The main difference between cash accounting and accrual accounting lies in when you record the entrance and exit of money. For instance, you might receive a request for $10,000 in products or services. You accept the request, bill for the job, perform the job, and then receive payment for the job the following month. Here’s how you would handle that scenario in both accounting systems:

  • Cash accounting – In the cash accounting method, you would wait until that $10,000 actually hit your bank account. If you were the one making the $10,000 payment to another business, you would wait until you’d actually transferred those funds to record that expense. Cash accounting therefore provides you with a real-world “snapshot” of exactly how your finances stand at any given time.
  • Accrual accounting – In the accrual accounting method, you would record that $10,000 as income in the month that the payer agrees to the sale — not the next month, when the money actually appears. This same principle applies to recording expenses. As you incur expenses, you go ahead record them as such on your books even if you haven’t made any payments yet.

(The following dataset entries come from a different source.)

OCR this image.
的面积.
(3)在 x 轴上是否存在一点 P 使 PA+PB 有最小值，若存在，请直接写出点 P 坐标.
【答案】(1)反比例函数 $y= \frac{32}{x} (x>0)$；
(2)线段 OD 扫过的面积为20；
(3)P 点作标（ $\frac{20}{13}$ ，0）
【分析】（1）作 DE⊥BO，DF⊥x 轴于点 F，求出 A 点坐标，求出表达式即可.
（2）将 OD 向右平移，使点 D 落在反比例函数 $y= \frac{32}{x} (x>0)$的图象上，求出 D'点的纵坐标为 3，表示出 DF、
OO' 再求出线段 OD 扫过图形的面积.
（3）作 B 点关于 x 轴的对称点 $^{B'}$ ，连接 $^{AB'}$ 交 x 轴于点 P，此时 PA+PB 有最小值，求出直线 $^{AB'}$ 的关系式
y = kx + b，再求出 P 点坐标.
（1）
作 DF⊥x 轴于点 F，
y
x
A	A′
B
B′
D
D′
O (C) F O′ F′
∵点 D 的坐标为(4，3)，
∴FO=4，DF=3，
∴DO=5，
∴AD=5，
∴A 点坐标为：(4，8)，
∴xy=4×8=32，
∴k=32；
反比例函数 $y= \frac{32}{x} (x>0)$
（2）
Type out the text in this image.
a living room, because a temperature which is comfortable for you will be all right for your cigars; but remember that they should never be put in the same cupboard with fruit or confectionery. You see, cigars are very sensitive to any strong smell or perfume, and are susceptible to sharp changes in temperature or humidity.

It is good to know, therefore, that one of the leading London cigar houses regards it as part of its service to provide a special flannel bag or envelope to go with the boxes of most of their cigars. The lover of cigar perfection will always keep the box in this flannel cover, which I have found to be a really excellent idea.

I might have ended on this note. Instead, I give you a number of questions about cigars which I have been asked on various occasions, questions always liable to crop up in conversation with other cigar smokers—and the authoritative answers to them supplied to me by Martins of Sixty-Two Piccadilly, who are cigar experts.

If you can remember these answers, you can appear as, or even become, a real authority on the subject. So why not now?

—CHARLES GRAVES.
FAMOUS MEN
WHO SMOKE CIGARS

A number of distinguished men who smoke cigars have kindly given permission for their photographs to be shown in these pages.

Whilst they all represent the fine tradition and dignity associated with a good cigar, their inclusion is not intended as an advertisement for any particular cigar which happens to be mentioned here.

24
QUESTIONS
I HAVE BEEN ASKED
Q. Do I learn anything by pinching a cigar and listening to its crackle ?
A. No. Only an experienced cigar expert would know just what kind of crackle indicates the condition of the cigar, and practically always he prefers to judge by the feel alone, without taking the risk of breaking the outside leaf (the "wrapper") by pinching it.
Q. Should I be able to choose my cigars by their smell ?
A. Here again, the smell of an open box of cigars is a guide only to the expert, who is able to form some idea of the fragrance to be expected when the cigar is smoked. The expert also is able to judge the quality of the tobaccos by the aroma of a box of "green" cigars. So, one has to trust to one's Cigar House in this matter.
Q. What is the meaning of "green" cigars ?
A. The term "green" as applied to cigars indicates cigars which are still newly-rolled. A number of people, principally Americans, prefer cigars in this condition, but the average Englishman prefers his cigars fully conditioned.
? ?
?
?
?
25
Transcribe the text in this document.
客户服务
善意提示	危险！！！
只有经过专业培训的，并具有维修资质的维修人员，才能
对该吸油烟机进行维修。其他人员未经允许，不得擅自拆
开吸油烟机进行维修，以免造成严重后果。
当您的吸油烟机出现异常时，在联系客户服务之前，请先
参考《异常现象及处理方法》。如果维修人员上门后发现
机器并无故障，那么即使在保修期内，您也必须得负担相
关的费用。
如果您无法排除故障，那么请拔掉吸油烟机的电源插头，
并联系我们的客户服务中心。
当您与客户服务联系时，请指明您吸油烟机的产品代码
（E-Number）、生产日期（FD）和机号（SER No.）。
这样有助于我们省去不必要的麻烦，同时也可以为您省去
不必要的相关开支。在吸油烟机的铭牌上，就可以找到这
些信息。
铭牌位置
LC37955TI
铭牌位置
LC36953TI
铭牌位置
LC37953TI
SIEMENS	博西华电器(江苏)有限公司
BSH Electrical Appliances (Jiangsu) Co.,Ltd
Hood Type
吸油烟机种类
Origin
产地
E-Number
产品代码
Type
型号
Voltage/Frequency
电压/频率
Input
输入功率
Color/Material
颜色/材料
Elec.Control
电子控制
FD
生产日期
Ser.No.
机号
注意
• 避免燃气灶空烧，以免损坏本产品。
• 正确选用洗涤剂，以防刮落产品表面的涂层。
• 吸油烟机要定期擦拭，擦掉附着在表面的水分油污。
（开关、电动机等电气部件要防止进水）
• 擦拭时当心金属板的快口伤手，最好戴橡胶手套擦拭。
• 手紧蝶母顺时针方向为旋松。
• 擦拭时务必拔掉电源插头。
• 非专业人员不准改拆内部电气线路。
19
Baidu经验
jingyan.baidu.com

Different Methods for Different Priorities

On the surface, this “before vs. after” difference seems straightforward enough. But each approach has different potential implications for your small business’s financial well being. The method you choose affects your:

  • Cash-on-hand knowledge – The accrual method is based in part on income you don’t yet have and expenses you haven’t yet paid. It’s not very good at showing your precise current financial situation. This uncertainty can lead you to make dangerous financial errors if you’re not extremely careful.
  • Big-picture viewpoint – The cash method gives you a crystal-clear perspective on your current fiscal health, but it does little to bring you the bigger picture of how your fiscal year is working out. This makes meaningful projections difficult, and it might limit your ability to qualify for a small business loan.
  • Cash flow tracking – Your reported cash flow can vary wildly depending on which accounting method you use. In the accrual system, for instance, your cash flow will be reduced by any incoming bills you receive from the moment you receive them, even if you won’t be paying those bills until the following month. By contrast, the cash method will show you as being up by $10,000 with no reductions from those incoming bills.
  • Taxes – Accrual accounting can give you easier control over your tax burden than cash accounting. If your year is shaping up as a high-income year, saving some of your outgoing invoices for the next year can make your books appear leaner for the current year (or vice-versa). Under the cash accounting method, you would want revenues to arrive at your company during a lower-income year if possible, instead of tacking that revenue onto a higher-paying year. But controlling your revenue on paper is easer than ensuring your payers’ behavior.

As you can see, both systems have their pros and cons, and there’s no right or wrong choice. You may want to ask your accountant about the use of a hybrid method that combines the best of both systems. One way or the other, you can find a system that makes the most sense for your small business.